Reste finalement à parler de l’indépendance de l’expert. Règle I-7 de déontologie de l’expert judiciaire: « L’expert doit conserver une indépendance absolue, ne cédant à aucune pression ou influence, de quelque nature qu’elle soit. »
A cela s’ajoute le serment de l’expert judiciaire: « Je jure, d’apporter mon concours à la Justice, d’accomplir ma mission, de faire mon rapport, et de donner mon avis en mon honneur et en ma conscience. »
Ajoutez y encore la surveillance des avocats lors du déroulement d’une expertise civile ou commerciale, l’obligation de déport lors d’intérêts croisés, et le fait que le magistrat n’est pas tenu de suivre l’avis de l’expert, et vous voyez que tout encourage à l’indépendance.
Tenez, une dernière preuve: alors que de nombreux avocats, poussés par leurs instances dirigeantes, tiennent des blogs avec talents, ainsi que le font plusieurs magistrats, le fait que je tienne ici un blog en tant qu’expert judiciaire, bientôt rejoint par une multitude de blogs d’experts judiciaires, ne prouve-t-il pas notre indépendance?
Bonjour,
à lire votre conclusion, on vous sent jubiler 🙂
bientôt rejoint par une multitude de blogs d'experts judiciaires
Il est vrai que ça manque un peu, votre blog est le seul que je connaisse de ce domaine. Cela dit vous êtes célèbre, même Hitler parle de vous (enfin les sous-titres…).
Bonsoir,
C'est sympathique à vous de faire écho à un de mes articles, même si vous n'en partagez pas toute la teneur. Surtout si vous n'en partagez pas toute la teneur, l'objectif étant de susciter le débat.
Personnellement, je ne regarde pas la télé, mais je peux dire que mon expérience avec des experts judiciaires a démontré un total manque d'indépendance de la part de ces derniers. Bien sûr, cela ne veut pas dire que tous les experts sont à mettre dans le même panier, mais personnellement, lorsque j'entends un juge demander une expertise, cela me fait frémir.
Bonjour,
je me pose une question sur le code de déontologie des experts, et il n'est malheureusement plus accessible sur le site du cncej. Voilà : un expert peut-il être rémunéré pour ses services par une personne (physique ou morale) sur un dossier, alors même qu'il a été choisi pour travailler "contre" cette même personne sur un autre dossier, ce qui entraîne un conflit d'intérêt assez évident ? par exemple, je fais appel à un expert pour expertiser une charpente à mon avis mal réalisée, et j'apprends que le charpentier fais appel au même expert sur un autre dossier de charpente ?
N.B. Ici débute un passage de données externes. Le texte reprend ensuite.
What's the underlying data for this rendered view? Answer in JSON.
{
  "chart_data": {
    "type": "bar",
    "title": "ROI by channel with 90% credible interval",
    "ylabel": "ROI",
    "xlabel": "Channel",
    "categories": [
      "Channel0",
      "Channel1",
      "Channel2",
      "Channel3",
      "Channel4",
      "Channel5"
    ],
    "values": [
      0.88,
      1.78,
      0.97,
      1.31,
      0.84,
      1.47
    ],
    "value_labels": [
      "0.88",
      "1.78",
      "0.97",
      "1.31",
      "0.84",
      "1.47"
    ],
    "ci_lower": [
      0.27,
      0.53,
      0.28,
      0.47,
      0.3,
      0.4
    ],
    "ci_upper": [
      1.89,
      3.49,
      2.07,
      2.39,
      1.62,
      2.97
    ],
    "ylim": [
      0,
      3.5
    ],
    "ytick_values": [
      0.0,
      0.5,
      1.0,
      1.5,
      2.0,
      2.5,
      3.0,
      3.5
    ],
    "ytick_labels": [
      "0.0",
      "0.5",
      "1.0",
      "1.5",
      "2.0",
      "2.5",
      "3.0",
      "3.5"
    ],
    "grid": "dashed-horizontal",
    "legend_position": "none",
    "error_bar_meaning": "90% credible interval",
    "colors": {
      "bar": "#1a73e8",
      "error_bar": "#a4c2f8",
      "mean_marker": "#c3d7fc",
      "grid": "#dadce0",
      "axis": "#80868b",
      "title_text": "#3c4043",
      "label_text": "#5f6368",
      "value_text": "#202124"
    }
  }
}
merci beaucoup à vous si pouvez me répondre…
Vivian
Rebonjour,
je viens de parcourir de façon plus approfondie votre blog, et j'y ai trouvé des éléments de réponse à la question que je vous ai posée… mais pas de certitude ! s'il ce sujet est clairement abordé dans la charte de déontologie de l'expert judiciaire du cncej et que vous l'avez en votre possession,, pourriez-vous me l'envoyer par mail à [email protected] ?
Merci d'avance et félicitations pour ce blog passionnant et souvent très "juste" (j'ai beaucoup apprécié par exemple ce que vous exprimez dans le billet Remise en Etat ).
Cordialement,
Vivian
Bonjour,
Un expert ayant un lien avec l'une des parties doit refuser la mission. Encore faut-il qu'il soit conscient de ce lien.
Si l'expert refuse de se déporter, il faut demander sa récusation via votre avocat.
Le plus simple est quand même d'en parler avec votre avocat qui mieux que moi connait le droit.